Il Duomo di Colonia: un ponte tra passato e presente

Il Duomo di Colonia come identità in continuo mutamento

facciata del duomo di colonia
La facciata del duomo di Colonia

A Colonia, sono sette i ponti che valicano il Reno, ovvero uno dei più grandi fiumi d’Europa che divide e unisce allo stesso tempo una grande metropoli tedesca in costamte mutamento. Una città che nel presente continua a comunicare con il suo antico passato intrecciandosi e identificandosi con esso. Dall’Hoenzollerbrucke, il ponte ferroviario di Colonia, è facile vedere il cosiddetto Kolner Dom, ovvero il duomo di Colonia in stile gotico dedicato ai santi Pietro e Maria, posto nel cuore pulsante della città, al quale lo stesso artista pop Andy Warhol dedicò la sua riflessione artistica.

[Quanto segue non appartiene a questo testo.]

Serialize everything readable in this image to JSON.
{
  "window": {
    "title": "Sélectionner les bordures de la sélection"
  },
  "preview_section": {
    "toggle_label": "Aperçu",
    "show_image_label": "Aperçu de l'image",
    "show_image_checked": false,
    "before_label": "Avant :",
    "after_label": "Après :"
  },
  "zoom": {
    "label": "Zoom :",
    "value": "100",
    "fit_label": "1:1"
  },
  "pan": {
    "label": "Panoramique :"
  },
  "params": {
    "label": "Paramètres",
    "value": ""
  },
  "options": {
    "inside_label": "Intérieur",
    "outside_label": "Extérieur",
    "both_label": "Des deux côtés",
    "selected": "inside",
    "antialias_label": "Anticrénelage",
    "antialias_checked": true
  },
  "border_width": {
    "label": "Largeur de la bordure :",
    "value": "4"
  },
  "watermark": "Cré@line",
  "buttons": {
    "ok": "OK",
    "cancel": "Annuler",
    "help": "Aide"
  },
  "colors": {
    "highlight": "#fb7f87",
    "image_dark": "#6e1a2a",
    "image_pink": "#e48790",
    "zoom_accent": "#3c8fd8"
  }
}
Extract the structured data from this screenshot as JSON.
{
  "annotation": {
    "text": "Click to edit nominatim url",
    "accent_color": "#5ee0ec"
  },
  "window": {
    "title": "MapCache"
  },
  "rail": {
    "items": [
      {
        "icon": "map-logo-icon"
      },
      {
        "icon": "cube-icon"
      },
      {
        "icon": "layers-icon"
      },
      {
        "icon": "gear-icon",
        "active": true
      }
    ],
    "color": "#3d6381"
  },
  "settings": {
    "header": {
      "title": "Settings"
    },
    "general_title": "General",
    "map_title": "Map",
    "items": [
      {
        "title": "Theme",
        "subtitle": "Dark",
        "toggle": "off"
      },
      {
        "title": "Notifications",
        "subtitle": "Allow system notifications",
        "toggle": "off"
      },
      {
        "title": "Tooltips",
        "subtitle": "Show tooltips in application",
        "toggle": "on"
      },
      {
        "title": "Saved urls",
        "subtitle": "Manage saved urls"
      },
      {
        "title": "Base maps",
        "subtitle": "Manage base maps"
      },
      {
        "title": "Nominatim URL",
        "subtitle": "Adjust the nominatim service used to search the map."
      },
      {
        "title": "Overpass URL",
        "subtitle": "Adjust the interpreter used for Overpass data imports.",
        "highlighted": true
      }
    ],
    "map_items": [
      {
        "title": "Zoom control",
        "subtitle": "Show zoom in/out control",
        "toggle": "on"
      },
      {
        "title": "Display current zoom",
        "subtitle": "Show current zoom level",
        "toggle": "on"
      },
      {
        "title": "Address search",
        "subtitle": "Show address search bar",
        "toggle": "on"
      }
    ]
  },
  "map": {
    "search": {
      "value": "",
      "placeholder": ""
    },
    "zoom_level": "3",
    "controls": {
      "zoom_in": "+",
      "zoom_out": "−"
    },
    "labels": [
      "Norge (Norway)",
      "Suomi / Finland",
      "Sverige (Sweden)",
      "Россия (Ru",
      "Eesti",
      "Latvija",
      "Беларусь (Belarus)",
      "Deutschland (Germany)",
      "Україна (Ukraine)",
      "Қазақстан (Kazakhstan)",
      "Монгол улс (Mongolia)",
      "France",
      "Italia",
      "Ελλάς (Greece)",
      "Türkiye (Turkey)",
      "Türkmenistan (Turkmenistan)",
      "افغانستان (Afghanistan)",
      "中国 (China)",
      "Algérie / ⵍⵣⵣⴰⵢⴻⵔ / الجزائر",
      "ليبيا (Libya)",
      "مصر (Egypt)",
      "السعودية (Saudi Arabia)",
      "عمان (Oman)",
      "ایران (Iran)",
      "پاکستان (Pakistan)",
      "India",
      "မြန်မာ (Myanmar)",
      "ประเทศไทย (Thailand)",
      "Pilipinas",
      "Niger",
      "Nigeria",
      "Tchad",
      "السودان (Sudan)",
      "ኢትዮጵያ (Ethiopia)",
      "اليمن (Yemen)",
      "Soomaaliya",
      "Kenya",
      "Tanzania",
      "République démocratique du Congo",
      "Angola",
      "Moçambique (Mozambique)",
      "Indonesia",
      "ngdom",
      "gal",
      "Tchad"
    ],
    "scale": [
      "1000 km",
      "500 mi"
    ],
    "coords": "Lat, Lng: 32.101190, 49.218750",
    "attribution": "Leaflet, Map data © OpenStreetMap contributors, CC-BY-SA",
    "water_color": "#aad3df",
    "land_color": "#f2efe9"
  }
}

serigrafia di andy warhol sul duomo di colonia
Una delle serigrafie create da Andy Warhol per il Duomo di Colonia, 1985

La chiesa più alta al mondo

Non è un caso che, visitando la dinamica metropoli, se ne noti l’imponenza: il duomo ad oggi detiene il terzo posto sul podio delle chiese più alte del mondo, ma la sua fama è nota sin dal 1240, quando l’arcivescovo Corrado di Hochstaden posò la prima pietra per la sua costruzione.

 Da quel giorno passarono oltre 600 anni prima che il cantiere venisse ultimato; nel 1880 la chiesa più alta al mondo, di quell’epoca, venne portata a compimento. Oggi come ieri, è possibile notare da chilomentri di distanza questo enorme tempio cristiano che, con le sue due torri campanarie di ben 157 metri di altezza sembra tracciare una scala o un ponte che si slancia nel cielo, diventando parte integrante dello skyline coloniese, cioè un punto di riferimento visivo e identitario per ogni abitante della città.

vista del ponte e del duomo sul reno
La vista del duomo e del ponte di Colonia Hohenzollernbruecke sul fiume Reno

Il Duomo come identità

“La cattedrale è una identità mai finita. È affidata nuvamente a ogni generazione”.

L’autore coloniese Dieter Wellershoff nel 1980 descrisse il duomo come una Figura Paterna attorno alla quale si svolgono numerose attività artistiche, turistiche e soprattutto di incontro cittadino, come ad esempio il famoso Carnevale di Colonia, il più famoso della Germania e il più affollato d’Europa.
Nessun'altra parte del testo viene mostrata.